If you are the sort who struggles to not have the weight of a duvet over you at night, be sure to at least switch to a summer quilt with a lower tog. A lighter weight option still would be to use a top sheet (as is custom in a bed’s daily make-up in countries like Australia and America) so that you can peel the duvet away and still have a cover over you as you drift off. A flat sheet works just as well here, helpfully trapping cool air in, and also means you can benefit from the bedding-in-the-freezer trick that’s so often recommended. It’s far easier to slip in a single sheet into the freezer than taking off your duvet’s cover, finding room for that amidst the tubs of ice cream, before wrestling it back over your quilt.

If you’re still in dire straits, open up the freezer drawer once more, but this time nestle next to the frozen peas a hot water bottle filled with cold water and a few cubes of ice. Then pad your way to bed with your very own cashmere-covered ice pack.

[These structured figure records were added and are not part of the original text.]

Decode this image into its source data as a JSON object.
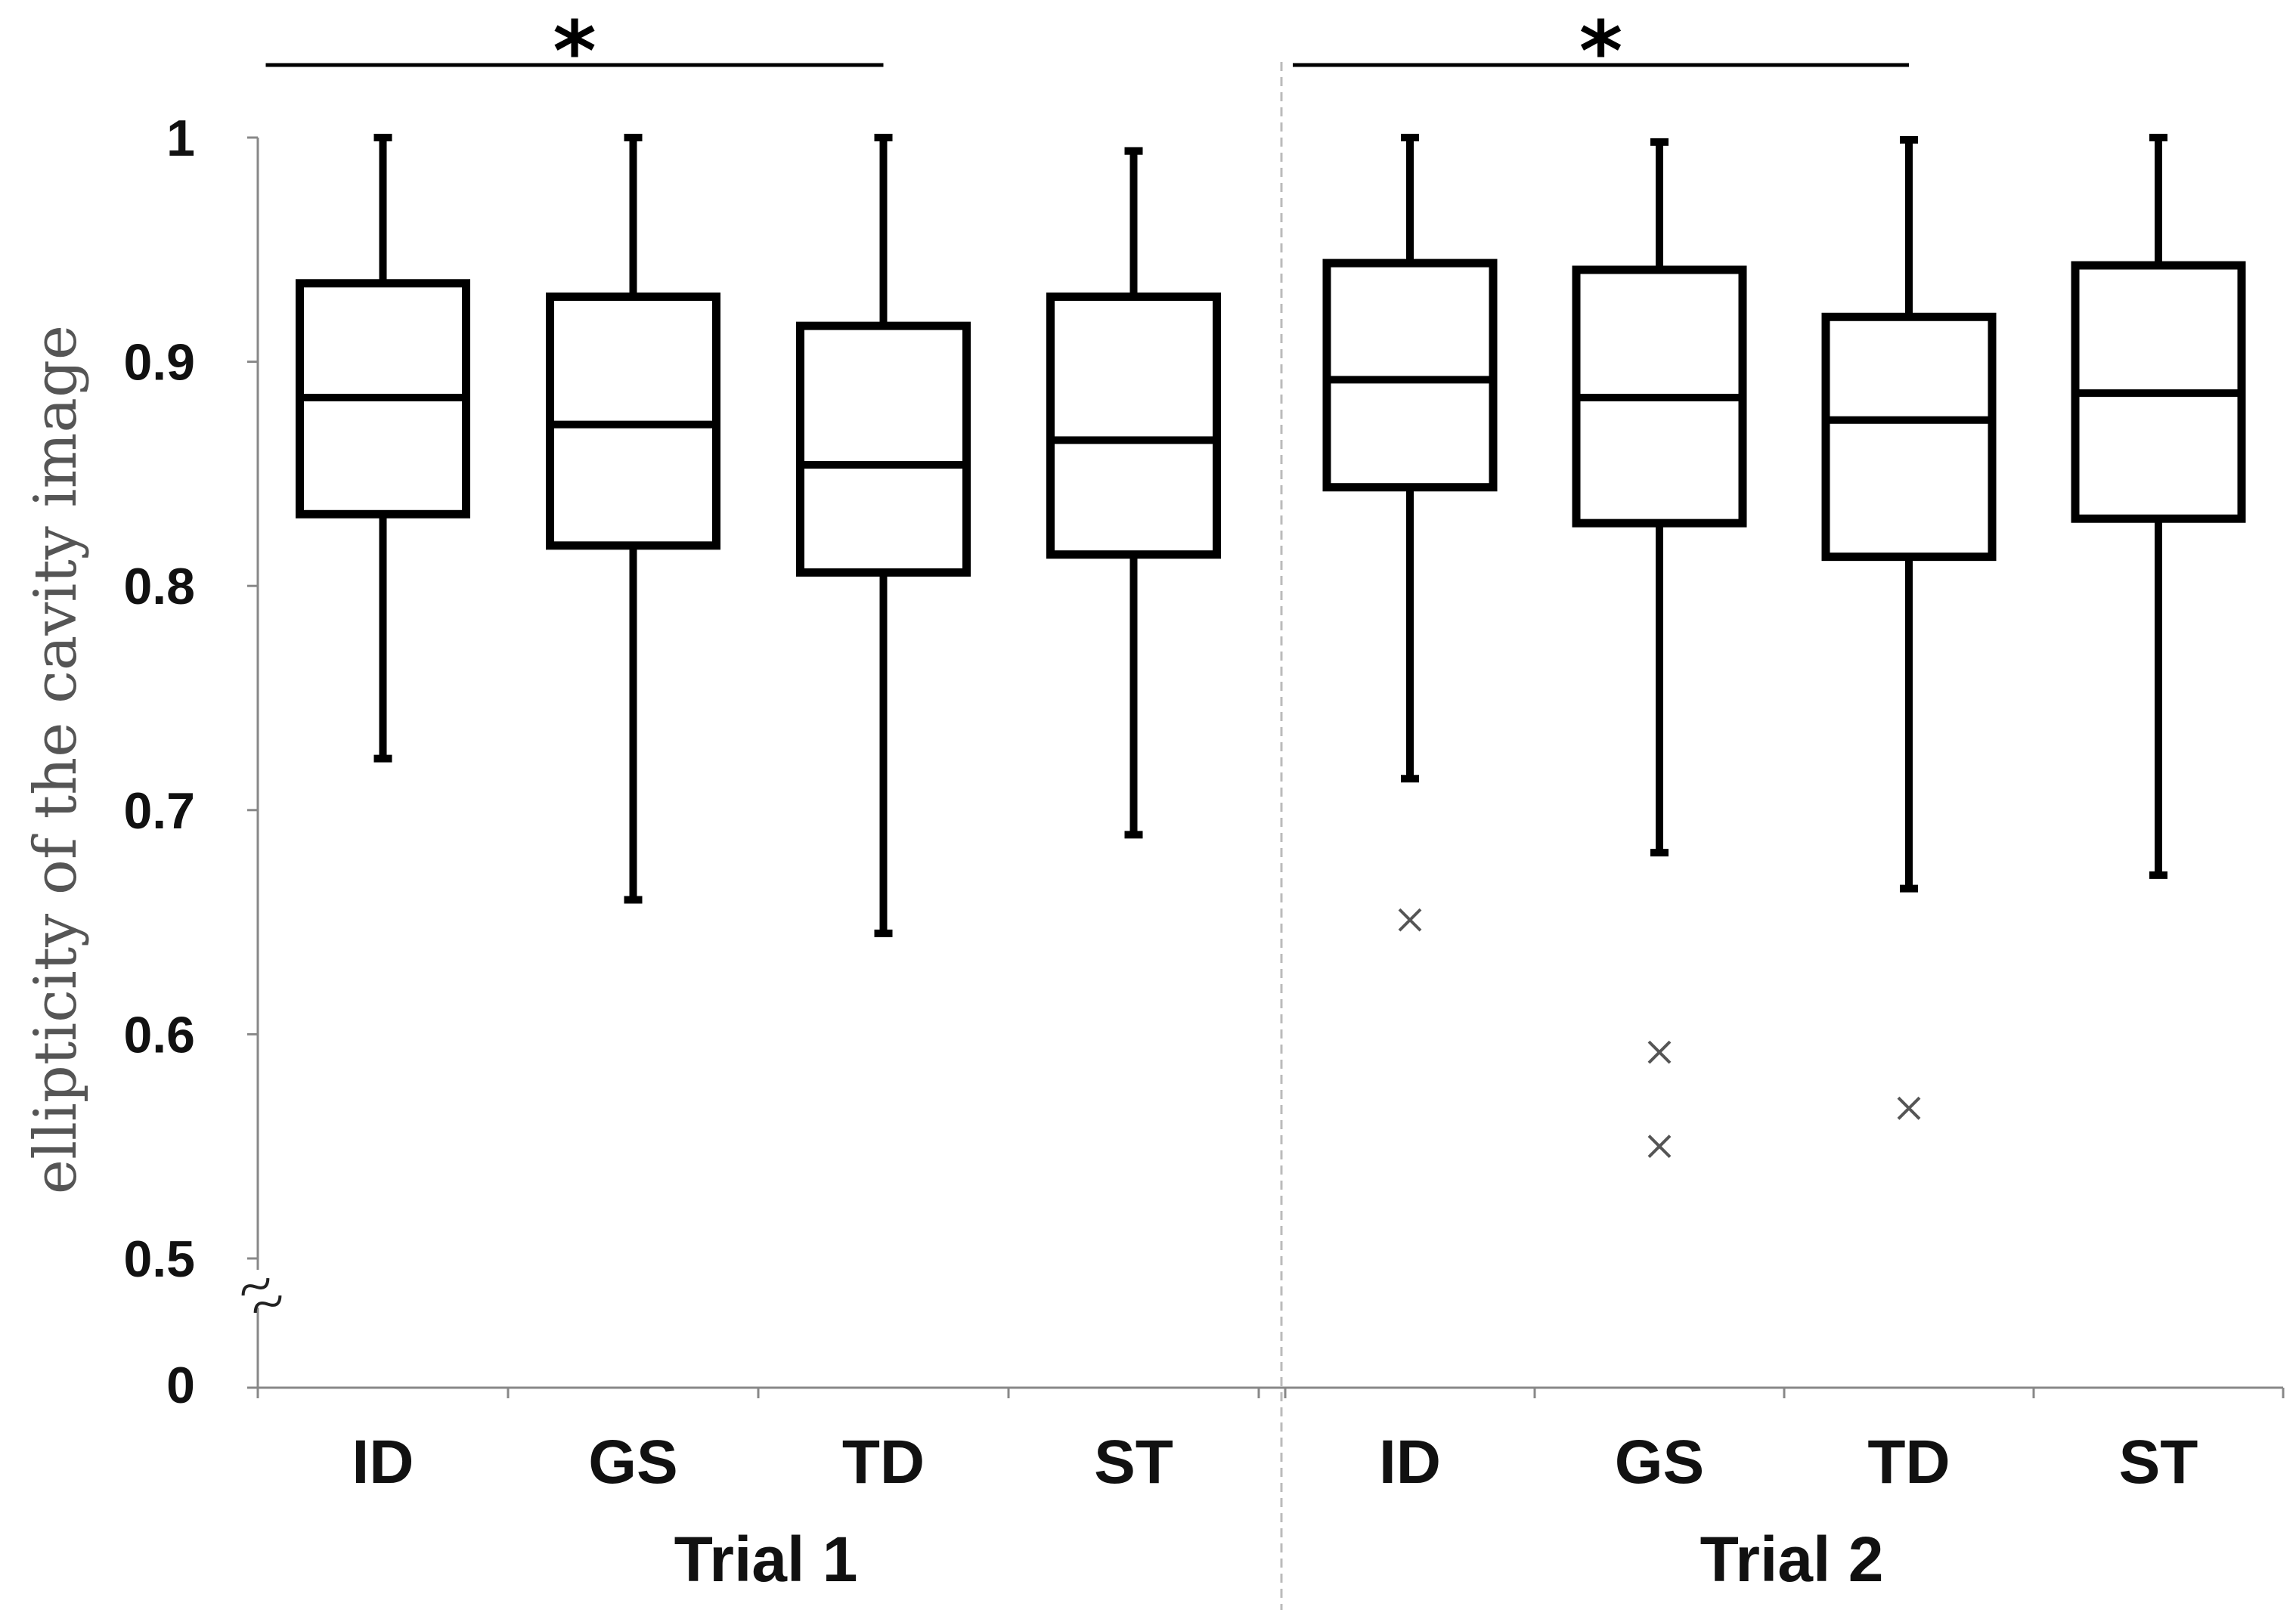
{
  "chart_data": {
    "type": "box",
    "ylabel": "ellipticity of the cavity image",
    "xlabel": "",
    "ylim": [
      0.5,
      1.0
    ],
    "axis_break": true,
    "axis_bottom_label": "0",
    "y_ticks": [
      0.5,
      0.6,
      0.7,
      0.8,
      0.9,
      1.0
    ],
    "y_tick_labels": [
      "0.5",
      "0.6",
      "0.7",
      "0.8",
      "0.9",
      "1"
    ],
    "groups": [
      {
        "name": "Trial 1",
        "categories": [
          "ID",
          "GS",
          "TD",
          "ST"
        ],
        "boxes": [
          {
            "category": "ID",
            "min": 0.723,
            "q1": 0.832,
            "median": 0.884,
            "q3": 0.935,
            "max": 1.0,
            "outliers": []
          },
          {
            "category": "GS",
            "min": 0.66,
            "q1": 0.818,
            "median": 0.872,
            "q3": 0.929,
            "max": 1.0,
            "outliers": []
          },
          {
            "category": "TD",
            "min": 0.645,
            "q1": 0.806,
            "median": 0.854,
            "q3": 0.916,
            "max": 1.0,
            "outliers": []
          },
          {
            "category": "ST",
            "min": 0.689,
            "q1": 0.814,
            "median": 0.865,
            "q3": 0.929,
            "max": 0.994,
            "outliers": []
          }
        ],
        "significance": {
          "from": "ID",
          "to": "TD",
          "label": "*"
        }
      },
      {
        "name": "Trial 2",
        "categories": [
          "ID",
          "GS",
          "TD",
          "ST"
        ],
        "boxes": [
          {
            "category": "ID",
            "min": 0.714,
            "q1": 0.844,
            "median": 0.892,
            "q3": 0.944,
            "max": 1.0,
            "outliers": [
              0.651
            ]
          },
          {
            "category": "GS",
            "min": 0.681,
            "q1": 0.828,
            "median": 0.884,
            "q3": 0.941,
            "max": 0.998,
            "outliers": [
              0.592,
              0.55
            ]
          },
          {
            "category": "TD",
            "min": 0.665,
            "q1": 0.813,
            "median": 0.874,
            "q3": 0.92,
            "max": 0.999,
            "outliers": [
              0.567
            ]
          },
          {
            "category": "ST",
            "min": 0.671,
            "q1": 0.83,
            "median": 0.886,
            "q3": 0.943,
            "max": 1.0,
            "outliers": []
          }
        ],
        "significance": {
          "from": "ID",
          "to": "TD",
          "label": "*"
        }
      }
    ]
  }
}
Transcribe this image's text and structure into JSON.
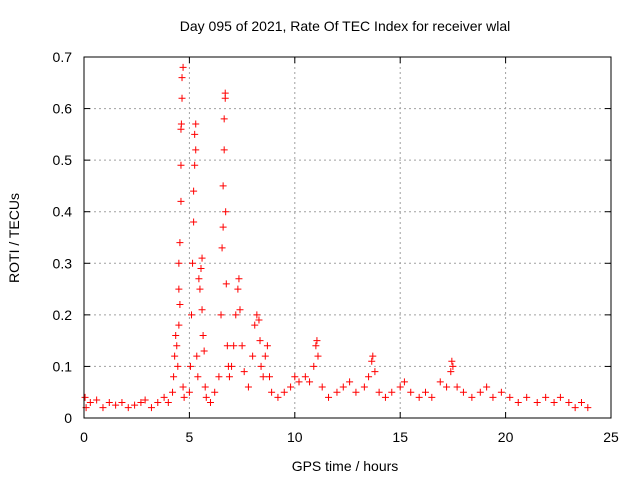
{
  "chart_data": {
    "type": "scatter",
    "title": "Day 095 of 2021, Rate Of TEC Index for receiver wlal",
    "xlabel": "GPS time / hours",
    "ylabel": "ROTI / TECUs",
    "xlim": [
      0,
      25
    ],
    "ylim": [
      0,
      0.7
    ],
    "xticks": [
      0,
      5,
      10,
      15,
      20,
      25
    ],
    "yticks": [
      0,
      0.1,
      0.2,
      0.3,
      0.4,
      0.5,
      0.6,
      0.7
    ],
    "grid": true,
    "marker": "+",
    "color": "#ff0000",
    "series": [
      {
        "name": "ROTI",
        "points": [
          [
            0.05,
            0.04
          ],
          [
            0.1,
            0.02
          ],
          [
            0.3,
            0.03
          ],
          [
            0.6,
            0.035
          ],
          [
            0.9,
            0.02
          ],
          [
            1.2,
            0.03
          ],
          [
            1.5,
            0.025
          ],
          [
            1.8,
            0.03
          ],
          [
            2.1,
            0.02
          ],
          [
            2.4,
            0.025
          ],
          [
            2.7,
            0.03
          ],
          [
            2.9,
            0.035
          ],
          [
            3.2,
            0.02
          ],
          [
            3.5,
            0.03
          ],
          [
            3.8,
            0.04
          ],
          [
            4.0,
            0.03
          ],
          [
            4.2,
            0.05
          ],
          [
            4.25,
            0.08
          ],
          [
            4.3,
            0.12
          ],
          [
            4.35,
            0.16
          ],
          [
            4.4,
            0.14
          ],
          [
            4.45,
            0.1
          ],
          [
            4.5,
            0.18
          ],
          [
            4.5,
            0.25
          ],
          [
            4.55,
            0.22
          ],
          [
            4.5,
            0.3
          ],
          [
            4.55,
            0.34
          ],
          [
            4.6,
            0.42
          ],
          [
            4.6,
            0.49
          ],
          [
            4.6,
            0.56
          ],
          [
            4.62,
            0.57
          ],
          [
            4.65,
            0.62
          ],
          [
            4.65,
            0.66
          ],
          [
            4.7,
            0.68
          ],
          [
            4.7,
            0.06
          ],
          [
            4.75,
            0.04
          ],
          [
            5.0,
            0.05
          ],
          [
            5.05,
            0.1
          ],
          [
            5.1,
            0.2
          ],
          [
            5.15,
            0.3
          ],
          [
            5.2,
            0.38
          ],
          [
            5.2,
            0.44
          ],
          [
            5.25,
            0.49
          ],
          [
            5.25,
            0.55
          ],
          [
            5.3,
            0.57
          ],
          [
            5.3,
            0.52
          ],
          [
            5.35,
            0.12
          ],
          [
            5.4,
            0.08
          ],
          [
            5.45,
            0.27
          ],
          [
            5.5,
            0.25
          ],
          [
            5.55,
            0.29
          ],
          [
            5.6,
            0.31
          ],
          [
            5.6,
            0.21
          ],
          [
            5.65,
            0.16
          ],
          [
            5.7,
            0.13
          ],
          [
            5.75,
            0.06
          ],
          [
            5.8,
            0.04
          ],
          [
            6.0,
            0.03
          ],
          [
            6.2,
            0.05
          ],
          [
            6.4,
            0.08
          ],
          [
            6.5,
            0.2
          ],
          [
            6.55,
            0.33
          ],
          [
            6.6,
            0.37
          ],
          [
            6.6,
            0.45
          ],
          [
            6.65,
            0.52
          ],
          [
            6.65,
            0.58
          ],
          [
            6.7,
            0.62
          ],
          [
            6.7,
            0.63
          ],
          [
            6.72,
            0.4
          ],
          [
            6.75,
            0.26
          ],
          [
            6.8,
            0.14
          ],
          [
            6.85,
            0.1
          ],
          [
            6.9,
            0.08
          ],
          [
            7.0,
            0.1
          ],
          [
            7.1,
            0.14
          ],
          [
            7.2,
            0.2
          ],
          [
            7.3,
            0.25
          ],
          [
            7.35,
            0.27
          ],
          [
            7.4,
            0.21
          ],
          [
            7.5,
            0.14
          ],
          [
            7.6,
            0.09
          ],
          [
            7.8,
            0.06
          ],
          [
            8.0,
            0.12
          ],
          [
            8.1,
            0.18
          ],
          [
            8.2,
            0.2
          ],
          [
            8.3,
            0.19
          ],
          [
            8.35,
            0.15
          ],
          [
            8.4,
            0.1
          ],
          [
            8.5,
            0.08
          ],
          [
            8.6,
            0.12
          ],
          [
            8.7,
            0.14
          ],
          [
            8.8,
            0.08
          ],
          [
            8.9,
            0.05
          ],
          [
            9.2,
            0.04
          ],
          [
            9.5,
            0.05
          ],
          [
            9.8,
            0.06
          ],
          [
            10.0,
            0.08
          ],
          [
            10.2,
            0.07
          ],
          [
            10.5,
            0.08
          ],
          [
            10.7,
            0.07
          ],
          [
            10.9,
            0.1
          ],
          [
            11.0,
            0.14
          ],
          [
            11.05,
            0.15
          ],
          [
            11.1,
            0.12
          ],
          [
            11.3,
            0.06
          ],
          [
            11.6,
            0.04
          ],
          [
            12.0,
            0.05
          ],
          [
            12.3,
            0.06
          ],
          [
            12.6,
            0.07
          ],
          [
            12.9,
            0.05
          ],
          [
            13.3,
            0.06
          ],
          [
            13.5,
            0.08
          ],
          [
            13.65,
            0.11
          ],
          [
            13.7,
            0.12
          ],
          [
            13.8,
            0.09
          ],
          [
            14.0,
            0.05
          ],
          [
            14.3,
            0.04
          ],
          [
            14.6,
            0.05
          ],
          [
            15.0,
            0.06
          ],
          [
            15.2,
            0.07
          ],
          [
            15.5,
            0.05
          ],
          [
            15.9,
            0.04
          ],
          [
            16.2,
            0.05
          ],
          [
            16.5,
            0.04
          ],
          [
            16.9,
            0.07
          ],
          [
            17.2,
            0.06
          ],
          [
            17.4,
            0.09
          ],
          [
            17.45,
            0.11
          ],
          [
            17.5,
            0.1
          ],
          [
            17.7,
            0.06
          ],
          [
            18.0,
            0.05
          ],
          [
            18.4,
            0.04
          ],
          [
            18.8,
            0.05
          ],
          [
            19.1,
            0.06
          ],
          [
            19.4,
            0.04
          ],
          [
            19.8,
            0.05
          ],
          [
            20.2,
            0.04
          ],
          [
            20.6,
            0.03
          ],
          [
            21.0,
            0.04
          ],
          [
            21.5,
            0.03
          ],
          [
            21.9,
            0.04
          ],
          [
            22.3,
            0.03
          ],
          [
            22.6,
            0.04
          ],
          [
            23.0,
            0.03
          ],
          [
            23.3,
            0.02
          ],
          [
            23.6,
            0.03
          ],
          [
            23.9,
            0.02
          ]
        ]
      }
    ]
  }
}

Sleep with the windows open

There’s been a resurgence in conversation around the health benefits of sleeping with your bedroom window open. Reason being, with lots of people reporting a fuzzy-head feeling during lockdown, scientists and sleep specialists have been recommending this fresh air approach to awake with a clearer mind, thanks to the rooms’s reduction in dioxide levels.

So, not only does cool air make for a more restful sleep, but a more restorative one too – providing home isn’t where noise pollution runs rife, in which case, you’ll need to add ear plugs to the shopping list.

Boost your fan’s breeze with ice

Needless to say, a fan becomes your closest confidante when summer is at its most generous. But there is a simple way to unleash its cooling capabilities further still, which you will likely be especially thankful for when your head hits the pillow.

By placing a bowl or shallow dish of heavily iced water in front of your fan, as the ice evaporates, the air blowing in your direction will contain more moisture, cooling you down more effectively. Something we like to do at Neptune is to add a few droplets of a sleep-boosting essential oil such as lavender and jasmine – both of which are said to not only calm the mind but to boost energy levels when you rouse.

Draw the curtains during the day

Ever wondered why many Mediterranean homes have shutters on the outside of their homes? It’s because keeping the windows covered during the day, or during the midday sun spell at least, significantly reduces humidity and that stuffiness that hits you when bed beckons.

Beautiful as they are, having traditional wooden shutters fitted to your home’s exterior might be a tad extreme, and so instead, simply keep curtains closed and plantation shutters slatted shut to keep the hot air at bay.

When the temperatures outside are warmer than those inside, it’s wise to keep things covered as rather than letting a summer breeze drift in, cool air is in fact escaping while warm air invades. Blackout blinds are especially helpful here as they prevent direct sunlight from penetrating your curtain or blind fabric – ask one of our home specialists about having your made-to-measure curtains and blinds fitted with a blackout interlining.

Pot some plants

Nature comes to our aid once again with this final home-cooling suggestion. From plant-based bedding to plants in pots, welcoming house plants into the fold is a promise of much-needed moisture that will breathe relief into a stuffy setting.

It’s down to the process of transpiration, which has the fortunate consequence of not just lowering room temperature, but doing its bit to maintain a level of humidity that’s in our comfort zone. Plenty of house plants also purify the air, so look into such species that can achieve the hat trick for you, such as aloe vera or ferns, palms and peace lilies, and ficus trees (try Ficus Elastica or Ficus Benjamina, known as the weeping fig – beautiful in name and in nature).